On 13 May 1946, while stationed at Muar Camp Malaya, 255 men refused to obey the commanding officer's orders and were later charged with mutiny. Of the 255 men, three were acquitted, and eight were sentenced to five years' penal servitude and to be discharged from the army. The rest were given two years' imprisonment with hard labour and discharged. Two days after sentencing, after a review by the Judge Advocate-General, the sentences were quashed. Commenting "there was a number of irregularities of a substantial nature which may well have prejudiced the accused individually. These irregularities in his opinion rendered the trial as a whole so unsatisfactory that the convictions ought not to be allowed to stand."
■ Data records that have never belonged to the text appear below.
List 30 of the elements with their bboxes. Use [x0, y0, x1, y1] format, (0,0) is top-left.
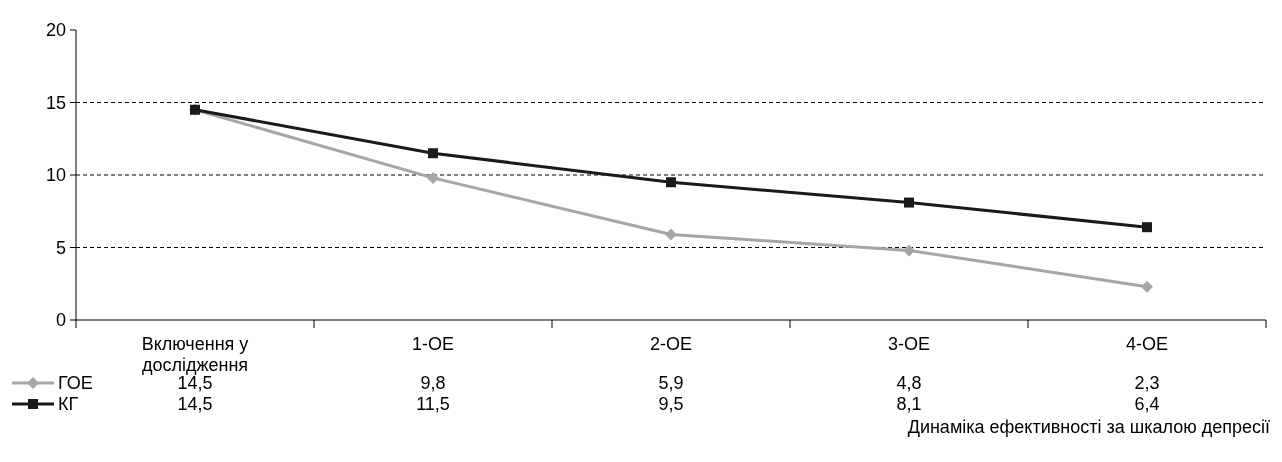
- y-tick-label: 10: [45, 165, 66, 186]
- x-tick-label: Включення у дослідження: [141, 334, 249, 375]
- data-label: 2,3: [1134, 373, 1160, 394]
- y-tick-label: 0: [55, 310, 66, 331]
- point: [904, 197, 914, 208]
- x-tick-label: 4-ОЕ: [1125, 334, 1169, 354]
- x-tick-label: 1-ОЕ: [411, 334, 455, 354]
- point: [1141, 280, 1153, 293]
- point: [427, 171, 439, 184]
- x-tick-label: 2-ОЕ: [649, 334, 693, 354]
- point: [428, 148, 438, 159]
- y-tick-label: 15: [45, 92, 66, 113]
- legend-label: ГОЕ: [58, 373, 93, 394]
- point: [665, 228, 677, 241]
- data-label: 9,8: [420, 373, 446, 394]
- point: [903, 244, 915, 257]
- data-label: 8,1: [896, 394, 922, 415]
- x-tick-label: 3-ОЕ: [887, 334, 931, 354]
- data-label: 14,5: [177, 394, 213, 415]
- data-label: 9,5: [658, 394, 684, 415]
- data-label: 11,5: [416, 394, 450, 415]
- data-label: 4,8: [896, 373, 922, 394]
- legend-label: КГ: [58, 394, 79, 415]
- data-label: 6,4: [1134, 394, 1160, 415]
- point: [1142, 222, 1152, 233]
- x-axis-title: Динаміка ефективності за шкалою депресії: [907, 417, 1270, 437]
- point: [666, 177, 676, 188]
- data-label: 5,9: [658, 373, 684, 394]
- y-tick-label: 20: [45, 20, 66, 41]
- y-tick-label: 5: [55, 237, 66, 258]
The 5th Parachute Brigade then left the Far East to rejoin the 6th Airborne Division now serving in Palestine. The 13th Parachute Battalion, however, was disbanded just before leaving Malaya.

==Territorial Army==
In 1947, when the Territorial Army was reformed, a new 13th (Lancashire) Parachute Battalion (TA) was raised.
The battalion served in the 44th Independent Parachute Brigade Group (TA) alongside the 10th (City of London) Parachute Battalion, 12th (Yorkshire) Parachute Battalion, 15th (Scottish) Parachute Battalion and the 17th (Durham Light Infantry) Parachute Battalion. In October 1956, following defence cuts, the 13th Battalion was amalgamated with the 12th Battalion to form 12/13 PARA (TA). The 12th/13th Battalion was itself amalgamated with the 17th Battalion in 1967, forming the 4th Battalion, Parachute Regiment.